A morte do policial é atribuída à Sétima Kavalaria, mas é evidente que há uma conspiração maior por trás de tudo. Pelo menos é evidente para a protagonista, Sister Night, que é policial, mas se veste de super-freira. Ela começa uma investigação por conta própria e entra em cena Laurie Blake, a ex-Silk Spectre, que agora trabalha para o FBI caçando vigilantes. Aparentemente, Laurie fez as pazes com o passado, adotou o sobrenome do pai (O Comediante) e virou uma badass que adora piadas sarcásticas. Não é nem de longe a mesma personagem que conhecemos nos quadrinhos. Ou algum acontecimento traumático provocou uma mudança psicológica profunda nela ou o roteirista seguiu o primeiro mandamento da Hollywood atual: “Acrescentes mais uma Strong Female Character ou não terás dinheiro para a produção!”
Enquanto a investigação sobre Don Johnson prossegue, descobrimos que um velhinho simpático numa cadeira de rodas é um garoto que sobreviveu ao massacre de Tulsa. Ele também é avô de Sister Night e talvez tenha super-poderes. Talvez. Uma trilionária vietnamita comprou a empresa que um dia foi de Adrian Veidt, o Ozymandias, e é claramente a vilã da história. Os Rorchachs são apenas uma distração e a sub-trama que os envolve não é importante.
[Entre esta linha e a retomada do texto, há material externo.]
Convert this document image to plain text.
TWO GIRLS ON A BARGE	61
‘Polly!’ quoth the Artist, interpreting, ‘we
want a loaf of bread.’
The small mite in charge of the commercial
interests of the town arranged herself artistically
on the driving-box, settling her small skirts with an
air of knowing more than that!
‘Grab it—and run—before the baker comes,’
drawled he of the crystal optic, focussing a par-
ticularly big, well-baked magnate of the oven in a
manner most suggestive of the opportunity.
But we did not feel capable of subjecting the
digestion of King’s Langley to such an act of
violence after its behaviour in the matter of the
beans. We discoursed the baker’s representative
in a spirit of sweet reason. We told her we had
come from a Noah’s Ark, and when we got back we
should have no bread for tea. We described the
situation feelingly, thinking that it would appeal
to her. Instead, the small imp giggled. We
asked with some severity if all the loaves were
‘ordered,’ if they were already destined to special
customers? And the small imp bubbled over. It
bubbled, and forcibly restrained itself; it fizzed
Ozymandias foi dado como morto, mas vive cercado de clones numa mansão que parece situada no interior da Inglaterra, mas que, ao que tudo indica, está em Marte sob a guarda do Doutor Manhattan, que ainda não deu as caras. Ozymandias é interpretado por Jeremy Irons que faz mais uma excelente interpretação de Jeremy Irons.
O “Watchmen” da HBO é divertido, bizarro e cheio de easter eggs. Falta, contudo, aquilo que tornou a HQ um marco: desenvolvimento de personagens. Não tem.
O que tem é mistério que não acaba mais. Por exemplo: chovem mini-lulas, logo alguém está se esforçando para manter viva a farsa do polvo gigante. Será a vietnamita ricaça? Será o Doutor Manhattan? Será Robert Redford? Será o Benedito? Ninguém sabe.
O produtor e show runner é Damon Lindelof, co-criador de “Lost”, um colossal fenômeno pop que teve um final ridículo: todo mundo estava morto desde o primeiro episódio e nada na série realmente importava. O problema de enfileirar enigmas é que a audiência cria suas próprias teorias e a conclusão orquestrada pelo roteirista nunca é satisfatória. Certo está David Lynch que se recusou a explicar “Twin Peaks” e terminou a série com muito mais perguntas do que respostas. Mas ele é David Lynch e não Damon Ligelof. Ainda assim, “Watchmen” vale muito a pena, embora pareça mais um spin-off de “Doom Patrol” do que da graphic novel de Alan Moore e Dave Gibbons. Quem vigia os showrunners? Ninguém!